Of course, some devoted fans of independent film might seek out local festivals, such as the ongoing Rooftop Films 16th Annual Summer Series in NYC. But that excludes a pretty large audience, doesn’t it? That’s why one production company, Finite Films, is coming out with one short film per month, with a unique relationship with their online fan base. Remember, the fans are the ones who make the effort worthwhile, so it’s in everyone’s best interests to listen to submitted requests. For example, after Finite Films has gone through it’s process of public voting, they will consider a constraint such as “One character has to be hiding a horrible secret.” It’s a pretty creative solution for writer’s block.
They explain: “From finite constraints come infinite possibilities.” Absolutely. Because when you have a team consisting of a director, writer, producer, actors, etc., creative differences become inevitable. If you can limit your focus to very specific ideas, then you’ve really got something. See exactly how it’s done:
• Anyone, anytime can submit a 1-sentence constraint.
• At the end of every month, we create a list of our favorite 21 constraints that users get to vote on.
• The top 7 become our new set of constraints for a short film that we will produce.
• Each time we post a new film, visitors can see the set of rules we had to follow, along with who submitted them. The writers of that film’s constraints get their names in the credits as well!
• A new short film premieres at the beginning of every month; and while we’re in production, track our progress with our weekly video Production Diaries.

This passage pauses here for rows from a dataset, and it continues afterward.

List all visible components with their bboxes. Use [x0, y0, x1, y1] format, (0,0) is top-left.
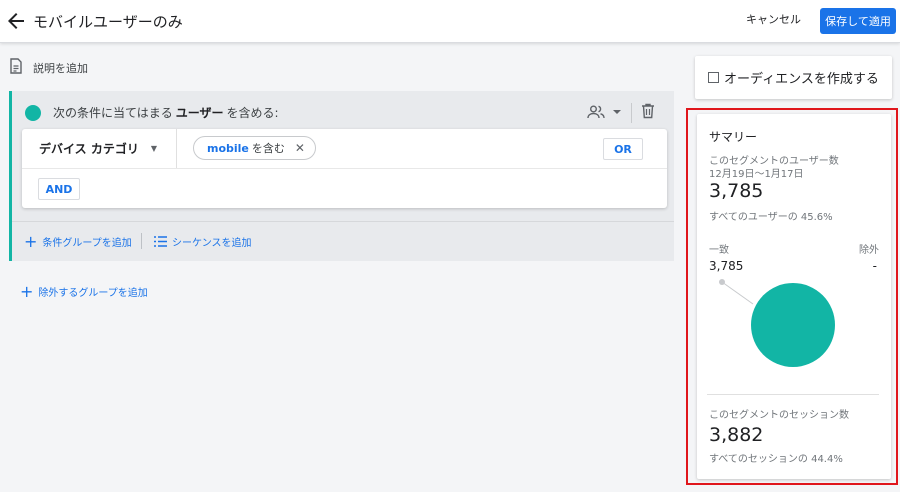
- scope-selector[interactable]: [587, 105, 623, 119]
- card-divider: [176, 129, 177, 168]
- condition-group-header: 次の条件に当てはまる ユーザー を含める:: [25, 104, 279, 121]
- add-sequence-label: シーケンスを追加: [172, 238, 252, 249]
- pie-slice-match: [751, 283, 835, 367]
- pie-leader-line: [721, 281, 754, 305]
- save-and-apply-button[interactable]: 保存して適用: [820, 8, 896, 34]
- condition-scope: ユーザー: [175, 106, 224, 120]
- add-condition-group-button[interactable]: + 条件グループを追加: [24, 231, 132, 251]
- chip-operator: を含む: [251, 142, 285, 155]
- add-description-label: 説明を追加: [33, 61, 88, 75]
- list-icon: [154, 236, 167, 247]
- add-sequence-button[interactable]: シーケンスを追加: [154, 234, 252, 249]
- sessions-value: 3,882: [709, 424, 764, 446]
- group-footer: + 条件グループを追加 シーケンスを追加: [12, 221, 674, 261]
- pie-leader-dot: [719, 279, 725, 285]
- checkbox-icon: [708, 72, 719, 83]
- condition-prefix: 次の条件に当てはまる: [53, 106, 173, 120]
- sessions-percentage: すべてのセッションの 44.4%: [709, 454, 843, 465]
- document-icon: [9, 58, 23, 77]
- header-divider: [631, 103, 632, 123]
- summary-card: サマリー このセグメントのユーザー数 12月19日〜1月17日 3,785 すべ…: [697, 114, 891, 479]
- summary-divider: [707, 394, 879, 395]
- top-bar: モバイルユーザーのみ キャンセル 保存して適用: [0, 0, 900, 43]
- caret-down-icon: ▼: [150, 144, 157, 153]
- delete-group-button[interactable]: [641, 103, 655, 122]
- page-title: モバイルユーザーのみ: [33, 13, 183, 31]
- add-description-link[interactable]: 説明を追加: [9, 58, 88, 77]
- plus-icon: +: [24, 231, 38, 251]
- back-arrow-icon[interactable]: [4, 9, 28, 33]
- create-audience-label: オーディエンスを作成する: [724, 72, 879, 87]
- condition-card: デバイス カテゴリ ▼ mobile を含む ✕ OR AND: [22, 129, 667, 208]
- condition-group: 次の条件に当てはまる ユーザー を含める: デバイス カテゴリ ▼ mobile…: [9, 91, 674, 261]
- match-pie-chart: [719, 279, 835, 367]
- or-button[interactable]: OR: [603, 138, 643, 160]
- cancel-button[interactable]: キャンセル: [746, 11, 801, 27]
- dimension-selector[interactable]: デバイス カテゴリ ▼: [39, 140, 157, 157]
- footer-divider: [141, 233, 142, 249]
- add-exclude-group-label: 除外するグループを追加: [38, 288, 148, 299]
- group-color-dot: [25, 104, 41, 121]
- add-condition-group-label: 条件グループを追加: [42, 238, 132, 249]
- chevron-down-icon: [613, 110, 621, 114]
- create-audience-button[interactable]: オーディエンスを作成する: [695, 56, 892, 99]
- dimension-label: デバイス カテゴリ: [39, 142, 139, 156]
- trash-icon: [642, 103, 654, 119]
- card-row-divider: [22, 168, 667, 169]
- condition-suffix: を含める:: [226, 106, 279, 120]
- people-icon: [587, 105, 605, 119]
- and-button[interactable]: AND: [38, 178, 80, 200]
- chip-keyword: mobile: [207, 141, 249, 155]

It’s really a fantastic idea–but it’s hardly the only successful way to reach out to an audience online. Here’s the thing about putting your short film on YouTube, Vimeo, or even your own website: it’s free. Any video (whether it’s a short film or a laughing baby) can be seen by millions of people. And where there are millions of people, there is a lot of money in advertising. Filmmakers are breathing a sigh of relief, knowing that if there isn’t as willing an audience in the movie theater, there is definitely a future on the internet.